Is it possible with AwkwardArray (awkward0
) to append to an existing parquet file (written by AwkwardArray)?
Normal Awkward Parquet storing
The following code creates a Parquet file with inside a few Awkward arrays (e.g. audio data):
import numpy as np
import awkward as awk
import pyarrow.parquet as pq
# create Awkward Table from dict with numpy arrays
awk_array = awk.fromiter([{"ch0": np.array([0, 1, 2]), "ch1": np.array([3, 4, 5])},
{"ch0": np.array([6, 7]), "ch1": np.array([8, 9])}])
awk_array.tolist()
# [{'ch0': [0, 1, 2], 'ch1': [3, 4, 5]}, {'ch0': [6, 7], 'ch1': [8, 9]}]
# save in Parquet format
awk.toparquet("audio.parquet", awk_array)

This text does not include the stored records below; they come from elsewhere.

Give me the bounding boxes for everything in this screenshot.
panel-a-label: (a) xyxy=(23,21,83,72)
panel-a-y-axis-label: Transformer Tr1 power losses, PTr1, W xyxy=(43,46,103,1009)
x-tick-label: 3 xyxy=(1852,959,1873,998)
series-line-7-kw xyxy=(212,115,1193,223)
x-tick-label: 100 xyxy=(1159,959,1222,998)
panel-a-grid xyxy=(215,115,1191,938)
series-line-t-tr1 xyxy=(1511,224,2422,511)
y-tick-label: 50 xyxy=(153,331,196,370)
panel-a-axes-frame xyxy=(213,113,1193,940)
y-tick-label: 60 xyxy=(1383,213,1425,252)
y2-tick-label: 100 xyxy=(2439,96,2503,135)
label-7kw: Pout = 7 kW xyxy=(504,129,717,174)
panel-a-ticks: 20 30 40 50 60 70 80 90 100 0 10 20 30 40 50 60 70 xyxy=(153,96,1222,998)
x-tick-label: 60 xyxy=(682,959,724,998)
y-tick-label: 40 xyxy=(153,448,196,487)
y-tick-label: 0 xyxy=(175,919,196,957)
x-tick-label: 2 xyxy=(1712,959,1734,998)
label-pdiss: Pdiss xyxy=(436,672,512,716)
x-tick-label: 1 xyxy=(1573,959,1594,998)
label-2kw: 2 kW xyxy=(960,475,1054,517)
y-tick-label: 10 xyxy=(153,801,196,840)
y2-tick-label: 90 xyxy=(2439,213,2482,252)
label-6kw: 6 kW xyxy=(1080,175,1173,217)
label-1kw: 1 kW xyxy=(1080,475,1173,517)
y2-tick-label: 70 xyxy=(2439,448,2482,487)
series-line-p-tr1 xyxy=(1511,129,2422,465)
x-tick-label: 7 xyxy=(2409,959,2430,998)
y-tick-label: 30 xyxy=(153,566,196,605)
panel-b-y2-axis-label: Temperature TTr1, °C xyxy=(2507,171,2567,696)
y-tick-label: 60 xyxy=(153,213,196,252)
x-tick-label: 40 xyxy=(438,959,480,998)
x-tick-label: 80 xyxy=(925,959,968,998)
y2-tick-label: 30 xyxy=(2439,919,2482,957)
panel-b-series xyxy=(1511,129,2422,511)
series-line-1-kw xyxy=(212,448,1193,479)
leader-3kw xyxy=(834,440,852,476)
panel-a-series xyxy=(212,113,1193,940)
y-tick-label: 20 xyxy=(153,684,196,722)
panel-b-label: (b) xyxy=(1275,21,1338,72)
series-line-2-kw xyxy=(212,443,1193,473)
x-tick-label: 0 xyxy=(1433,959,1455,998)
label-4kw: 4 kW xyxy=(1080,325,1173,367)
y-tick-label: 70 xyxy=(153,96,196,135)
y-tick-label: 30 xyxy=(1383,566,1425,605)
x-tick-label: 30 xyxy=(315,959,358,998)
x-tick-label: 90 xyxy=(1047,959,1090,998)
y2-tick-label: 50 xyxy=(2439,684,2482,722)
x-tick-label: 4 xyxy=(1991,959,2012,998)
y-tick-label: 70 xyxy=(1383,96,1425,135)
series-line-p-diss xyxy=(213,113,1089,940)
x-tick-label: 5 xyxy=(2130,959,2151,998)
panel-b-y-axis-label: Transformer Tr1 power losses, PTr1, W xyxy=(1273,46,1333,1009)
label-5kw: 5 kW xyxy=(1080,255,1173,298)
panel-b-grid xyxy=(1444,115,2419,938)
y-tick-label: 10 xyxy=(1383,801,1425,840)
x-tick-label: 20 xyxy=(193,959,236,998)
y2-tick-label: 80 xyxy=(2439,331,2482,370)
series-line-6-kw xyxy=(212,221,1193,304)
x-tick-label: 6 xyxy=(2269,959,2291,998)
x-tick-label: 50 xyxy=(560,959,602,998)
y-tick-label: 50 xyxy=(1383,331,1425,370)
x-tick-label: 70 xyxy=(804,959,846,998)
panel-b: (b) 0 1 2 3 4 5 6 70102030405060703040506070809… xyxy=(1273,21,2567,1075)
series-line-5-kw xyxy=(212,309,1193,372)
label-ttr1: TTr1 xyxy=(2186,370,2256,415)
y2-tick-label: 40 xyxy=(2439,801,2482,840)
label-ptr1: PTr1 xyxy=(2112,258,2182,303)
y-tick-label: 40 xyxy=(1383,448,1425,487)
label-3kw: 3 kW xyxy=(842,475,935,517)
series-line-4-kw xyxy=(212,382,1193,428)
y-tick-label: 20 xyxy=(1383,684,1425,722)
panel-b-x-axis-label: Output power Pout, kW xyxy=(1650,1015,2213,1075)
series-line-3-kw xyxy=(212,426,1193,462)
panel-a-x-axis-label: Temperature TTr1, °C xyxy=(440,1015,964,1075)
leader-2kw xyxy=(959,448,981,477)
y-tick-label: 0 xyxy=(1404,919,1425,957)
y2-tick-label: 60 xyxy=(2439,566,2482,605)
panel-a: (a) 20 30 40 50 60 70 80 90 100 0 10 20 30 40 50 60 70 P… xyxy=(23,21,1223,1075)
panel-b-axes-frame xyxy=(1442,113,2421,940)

# check if we can successfully load again; success
awk.fromparquet("audio.parquet")["ch0"].tolist()
# [[0, 1, 2], [6, 7]]
Appending Parquet (no Awkward)
In the pyarrow documentation about Parquet files, you can extend a Parquet file with:
with pq.ParquetWriter('example3.parquet', table.schema) as writer:
for i in range(3):
writer.write_table(table)
Question
Is something like this possible with Awkward arrays?:
akw_arrays = []
akw_arrays.append(awk.fromiter([{"ch0": np.array([0, 1, 2]), "ch1": np.array([3, 4, 5])}]))
akw_arrays.append(awk.fromiter([{"ch0": np.array([6, 7]), "ch1": np.array([8, 9])}]))
# Awkward table schema
with pq.ParquetWriter("audio_append.parquet", awk.table.schema) as writer:
for i in range(len(akw_arrays)):
writer.write_table(akw_arrays[i])
Something like with a awkward.table.schema
or an awkward.ParquetWriter()
?
In reality, I don't have both arrays at the same time. Therefore, concatenating before writing is not possible.
Or is the only possibility to make use of something like Apache Arrow, and write everything at once to disk at the end?